Хата Богдана Карнауха, как у большинства тогдашних малороссов, была разделена на две половины: одна, предназначенная для жилья самих хозяев, состояла из "пекарни" (кухни) с "комнатою" (спальней), другая -- для гостей -- из "светлицы", точно так же с "комнатою".

По стенам светлицы тянулись деревянные лавки со спинками, покрытые цветными ковриками. На потолочных брусьях, украшенных узорчатой резьбой, имелись надписи из Священного Писания. Но гордость хозяина составляли, без сомнения, стены: на двух из них были развешаны пищали, "аркебузы" (немецкие ружья с фитилем), пистоли и "сагайдаки" (татарские луки), сабли, шашки и кинжалы, чешуйчатые кольчуги и шитые золотом конские уборы; по двум другим стенам, на резных дубовых полках, красовалась всевозможная драгоценная посуда, золотая, серебряная и хрустальная.

-- И все-то, куда ни глянь, с великой нужей с бою взято! с неподдельным восторгом, не без тайной, пожалуй, зависти говорил Данило, указывая Курбскому на отдельные трофеи своего приятеля, -- что у немчуры ливонской отбито, что у шляхты польской, что у погани басурманской... Ну-ка, Богдане, развязывай язык: ты лучше меня упомнишь.

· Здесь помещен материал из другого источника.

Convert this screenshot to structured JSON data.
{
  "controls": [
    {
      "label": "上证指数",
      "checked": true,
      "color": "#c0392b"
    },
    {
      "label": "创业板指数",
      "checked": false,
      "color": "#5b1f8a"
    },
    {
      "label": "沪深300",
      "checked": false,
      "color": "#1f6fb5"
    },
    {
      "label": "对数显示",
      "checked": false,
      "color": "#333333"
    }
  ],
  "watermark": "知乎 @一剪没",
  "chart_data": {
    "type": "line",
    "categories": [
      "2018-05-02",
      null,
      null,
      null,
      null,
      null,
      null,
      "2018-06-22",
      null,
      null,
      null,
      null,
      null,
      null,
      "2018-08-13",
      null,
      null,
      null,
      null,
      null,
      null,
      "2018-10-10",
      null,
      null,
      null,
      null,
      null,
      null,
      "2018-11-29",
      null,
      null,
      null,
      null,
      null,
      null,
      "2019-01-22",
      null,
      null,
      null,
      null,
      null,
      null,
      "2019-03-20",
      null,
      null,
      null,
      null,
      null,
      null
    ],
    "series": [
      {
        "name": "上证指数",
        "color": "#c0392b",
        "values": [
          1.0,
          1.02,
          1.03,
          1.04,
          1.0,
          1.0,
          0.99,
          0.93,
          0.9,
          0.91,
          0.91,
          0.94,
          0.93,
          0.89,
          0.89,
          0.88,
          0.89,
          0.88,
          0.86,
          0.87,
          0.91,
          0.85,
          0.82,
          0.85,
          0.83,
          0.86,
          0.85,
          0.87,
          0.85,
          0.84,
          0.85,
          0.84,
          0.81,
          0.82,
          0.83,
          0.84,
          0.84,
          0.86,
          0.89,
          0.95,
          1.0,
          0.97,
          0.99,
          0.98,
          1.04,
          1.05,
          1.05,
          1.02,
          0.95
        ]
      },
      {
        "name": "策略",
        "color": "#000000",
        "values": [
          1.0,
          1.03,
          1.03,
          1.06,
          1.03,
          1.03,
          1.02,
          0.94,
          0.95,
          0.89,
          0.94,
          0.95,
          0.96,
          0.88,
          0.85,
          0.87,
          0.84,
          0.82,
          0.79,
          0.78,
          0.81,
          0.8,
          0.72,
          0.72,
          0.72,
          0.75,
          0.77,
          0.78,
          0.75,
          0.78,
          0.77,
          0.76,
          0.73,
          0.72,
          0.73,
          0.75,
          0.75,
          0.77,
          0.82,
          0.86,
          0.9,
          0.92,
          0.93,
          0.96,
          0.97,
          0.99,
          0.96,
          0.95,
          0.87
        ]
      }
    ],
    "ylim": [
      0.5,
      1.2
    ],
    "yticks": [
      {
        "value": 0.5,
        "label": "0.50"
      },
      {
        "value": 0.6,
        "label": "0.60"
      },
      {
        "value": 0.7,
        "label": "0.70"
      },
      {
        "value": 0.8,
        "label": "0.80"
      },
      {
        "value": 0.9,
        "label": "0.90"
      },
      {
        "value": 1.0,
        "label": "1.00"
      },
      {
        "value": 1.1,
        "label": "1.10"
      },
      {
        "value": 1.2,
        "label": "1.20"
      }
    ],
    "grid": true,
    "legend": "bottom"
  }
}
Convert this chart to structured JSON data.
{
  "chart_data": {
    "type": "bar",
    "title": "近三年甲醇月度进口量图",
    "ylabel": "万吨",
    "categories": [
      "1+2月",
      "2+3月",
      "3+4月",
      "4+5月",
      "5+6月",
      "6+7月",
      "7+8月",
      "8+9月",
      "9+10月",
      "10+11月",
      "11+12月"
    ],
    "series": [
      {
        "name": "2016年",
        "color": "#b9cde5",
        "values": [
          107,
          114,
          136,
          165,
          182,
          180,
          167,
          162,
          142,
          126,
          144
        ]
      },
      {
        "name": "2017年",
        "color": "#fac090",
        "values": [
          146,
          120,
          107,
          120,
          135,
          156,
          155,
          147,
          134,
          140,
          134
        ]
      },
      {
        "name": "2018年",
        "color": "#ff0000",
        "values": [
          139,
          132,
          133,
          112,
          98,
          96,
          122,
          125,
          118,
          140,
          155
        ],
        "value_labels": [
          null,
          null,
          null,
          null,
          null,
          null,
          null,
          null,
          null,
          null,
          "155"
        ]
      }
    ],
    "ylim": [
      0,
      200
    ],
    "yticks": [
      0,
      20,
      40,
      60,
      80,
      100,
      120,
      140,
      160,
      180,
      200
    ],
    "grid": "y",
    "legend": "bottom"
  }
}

Князь Михайло -- тоже ратный человек.

Тема и для степенного Карнауха была слишком заманчивая: начал он свои пояснения будто нехотя, выматывая из себя слова, но сам понемногу увлекся боевыми воспоминаниями. Курбский, по званию своему, хотя и был "ратным" человеком, но в настоящей битве ему никогда еще быть не доводилось, и чем далее бывалый вояка повествовал о том, кого он при такой-то оказии пристрелил или изрубил, какой хутор или замок разгромил или дотла сжег, тем тяжелее становилось на душе Курбского, тем более омрачались его светлые черты. Карнаух не мог не заметить происшедшей перемены, но объяснил себе ее иначе.